Анна отставила опустевшую чашку.

– Ничего не было, – дива пожала плечами. – Я посмотрела туда, где он должен был упасть и… Знаете, я уже тогда чувствовала, что там никого не будет. Не знаю почему. Просто… Интуиция, наверное. Во всем этом было что-то очень неправильное. Какое-то чужое.

– Или чуждое, – подсказала Ксюша. – Я думаю, вам в тот момент даже и не до него было. Все-таки такой стресс.

– Спасибо, – робко улыбнулась Анна, и было понятно, что благодарит она не только за чай.

Пока Ксюша угощала оперную диву чаем, остальные члены команды продолжали разговор с Владимиром.

– Давайте еще раз вспомним все, что произошло сегодня, – мягко предложил Стас. – Я понимаю, что эта история далека от рамок нормальности, но, чтобы помочь вам, мы должны восстановить события поминутно.

– И еще, – подхватила Полина, – речь идет не только и даже не столько о действиях, сколько об эмоциях. Вспомните, как вам все представлялось.
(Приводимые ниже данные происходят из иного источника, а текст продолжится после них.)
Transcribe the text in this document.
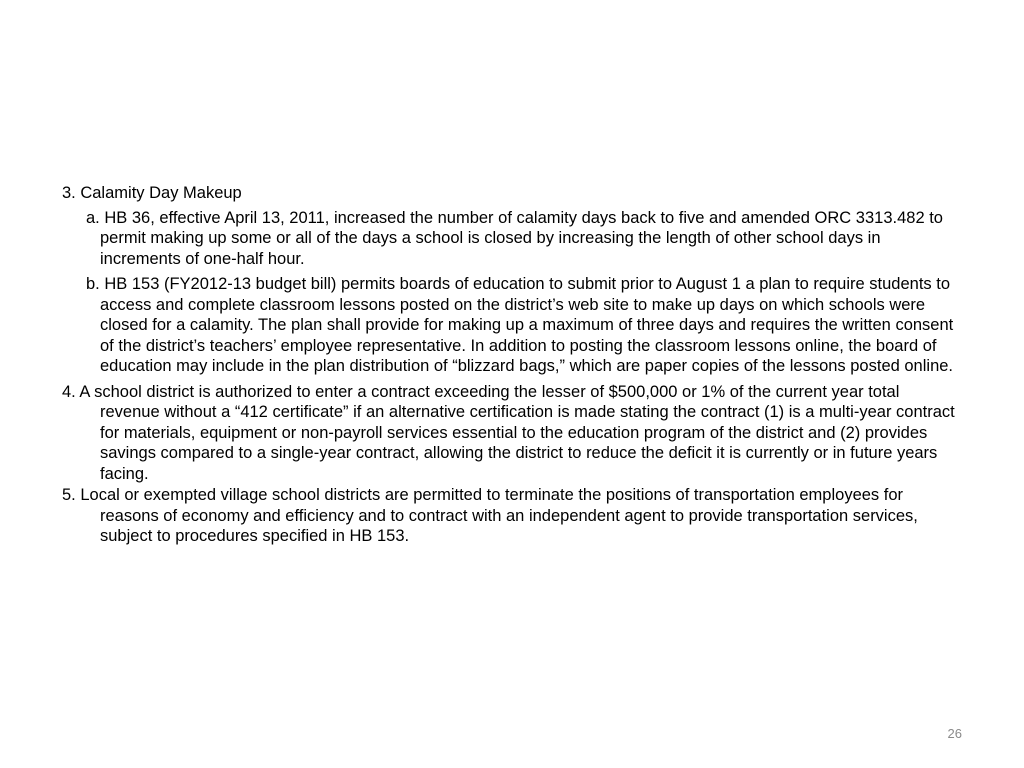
3. Calamity Day Makeup
a. HB 36, effective April 13, 2011, increased the number of calamity days back to five and amended ORC 3313.482 to permit making up some or all of the days a school is closed by increasing the length of other school days in increments of one-half hour.
b. HB 153 (FY2012-13 budget bill) permits boards of education to submit prior to August 1 a plan to require students to access and complete classroom lessons posted on the district’s web site to make up days on which schools were closed for a calamity. The plan shall provide for making up a maximum of three days and requires the written consent of the district’s teachers’ employee representative. In addition to posting the classroom lessons online, the board of education may include in the plan distribution of “blizzard bags,” which are paper copies of the lessons posted online.
4. A school district is authorized to enter a contract exceeding the lesser of $500,000 or 1% of the current year total revenue without a “412 certificate” if an alternative certification is made stating the contract (1) is a multi-year contract for materials, equipment or non-payroll services essential to the education program of the district and (2) provides savings compared to a single-year contract, allowing the district to reduce the deficit it is currently or in future years facing.
5. Local or exempted village school districts are permitted to terminate the positions of transportation employees for reasons of economy and efficiency and to contract with an independent agent to provide transportation services, subject to procedures specified in HB 153.
26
Владимир тяжело вздохнул, бросил обеспокоенный взгляд в сторону кухни, куда ушла с Ксюшей его жена, но потом собрался.

– Скажу честно: сначала все это было просто нервно, – начал он рассказ. – Этот фестиваль… Мы и раньше работали с вашей филармонией. При другом директоре. Все было хорошо. Но эта женщина! – Он развел руками. – Это просто ужасно!

– А ваша жена Снегурочку раньше… пела? – Митька не знал, как спросить правильно.

– Конечно, – Владимир улыбнулся на его вопрос. – Это одна из постоянных партий в репертуаре Ани. Именно потому мы и решили внести ее в программу фестиваля.

– У нас в филармонии она это уже исполняла? – тут же задал Митька следующий вопрос, говорил он, не отрывая взгляда от планшета, явно стараясь скрыть свое стеснение.

– Нет, сюда мы «Снегурочку» привезли впервые. – Владимиру Митька явно нравился, и отвечал он очень дружелюбно.

– Но, как я поняла, – перехватила Полина инициативу, – нервы были связаны не с этим.

– С новым директором нервы связаны, – теперь в тоне Владимира явно прорезалось раздражение, но не в адрес «охотницы». – Поверьте, организация там на нулевом уровне! Репетиция затянулась на несколько часов. И вот наконец-то настала очередь Анны. Когда она вышла на сцену, я испытывал только облегчение.

– А ее выступление? – спросил Стас. – Все ли было нормально?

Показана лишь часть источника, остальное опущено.